Of the 74 children, 34 had a maternal lifetime history of depression, and 40 had a parental lifetime history of depression (i.e., either parent had a lifetime history of depression). To examine if family history of depression affected results, we re-ran the MRI analysis including maternal or parental history of depression as another regressor. Including maternal/parental depression in the model did not change the results, nor were there any significant main or interaction effect of maternal/parental depression (results available upon request).
Given that intercept and slope in linear regression are often negatively correlated with each other, as was the case in our study (Table 2), we tested the collinearity between the two parameters by calculating the variance inflation factor (VIF) for positive and negative SRET scores, respectively. Neither VIF surpassed the suggested cut-off and indicated the absence of collinearity (Hair, Black, Babin, & Anderson, 2010).
We also tested the interactions between the slope of SRET scores and sex, and between the slope and depressive symptoms; no significant interaction was found.

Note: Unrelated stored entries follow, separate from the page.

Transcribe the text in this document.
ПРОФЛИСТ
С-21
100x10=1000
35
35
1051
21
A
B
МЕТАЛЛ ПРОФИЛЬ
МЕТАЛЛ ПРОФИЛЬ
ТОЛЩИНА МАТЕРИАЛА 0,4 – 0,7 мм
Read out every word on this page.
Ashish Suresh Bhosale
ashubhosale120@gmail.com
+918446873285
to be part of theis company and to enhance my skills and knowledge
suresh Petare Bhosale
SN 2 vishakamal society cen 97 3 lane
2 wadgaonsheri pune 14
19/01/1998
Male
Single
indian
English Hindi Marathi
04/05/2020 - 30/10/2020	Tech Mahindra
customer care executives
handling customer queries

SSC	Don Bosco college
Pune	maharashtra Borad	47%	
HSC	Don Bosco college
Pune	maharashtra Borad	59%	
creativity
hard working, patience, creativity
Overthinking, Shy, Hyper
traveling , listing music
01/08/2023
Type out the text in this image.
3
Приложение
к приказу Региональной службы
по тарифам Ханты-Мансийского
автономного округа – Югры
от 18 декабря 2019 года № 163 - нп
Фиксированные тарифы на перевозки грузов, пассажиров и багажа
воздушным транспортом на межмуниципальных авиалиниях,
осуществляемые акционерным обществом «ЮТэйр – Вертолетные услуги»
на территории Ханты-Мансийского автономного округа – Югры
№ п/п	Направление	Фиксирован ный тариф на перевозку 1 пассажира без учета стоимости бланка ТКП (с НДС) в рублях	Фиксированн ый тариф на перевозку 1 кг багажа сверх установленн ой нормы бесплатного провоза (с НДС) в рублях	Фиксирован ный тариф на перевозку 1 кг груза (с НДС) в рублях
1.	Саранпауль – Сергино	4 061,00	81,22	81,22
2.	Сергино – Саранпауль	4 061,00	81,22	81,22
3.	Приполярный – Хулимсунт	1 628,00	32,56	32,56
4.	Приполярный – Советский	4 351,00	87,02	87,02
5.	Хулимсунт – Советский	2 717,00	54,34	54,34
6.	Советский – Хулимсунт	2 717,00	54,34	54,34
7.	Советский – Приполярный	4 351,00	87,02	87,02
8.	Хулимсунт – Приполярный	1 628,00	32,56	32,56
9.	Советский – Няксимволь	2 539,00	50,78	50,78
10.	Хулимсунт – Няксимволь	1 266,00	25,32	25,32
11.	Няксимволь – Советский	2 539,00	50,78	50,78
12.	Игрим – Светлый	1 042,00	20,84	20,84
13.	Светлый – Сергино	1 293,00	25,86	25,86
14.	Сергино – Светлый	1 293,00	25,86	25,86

In addition to the SRET scores, we also calculated the positive and negative endorsement rates (number of positive or negative words endorsed/all words endorsed) as a secondary index of cognitive risk for depression related to explicit aspects of self-knowledge; i.e., without accounting for the free recall component, the endorsement rate is thought to tap self-esteem, a construct that is more explicit than, and somewhat distinct from, self-schemas. There were no significant associations between positive or negative trait endorsement rate and GMV within the a priori ROIs. Bivariate correlations between the endorsement rate and other study variables are presented in Table 2 for descriptive purposes only; as the positive and negative endorsement rates always sum to one, we report the positive endorsement rate only.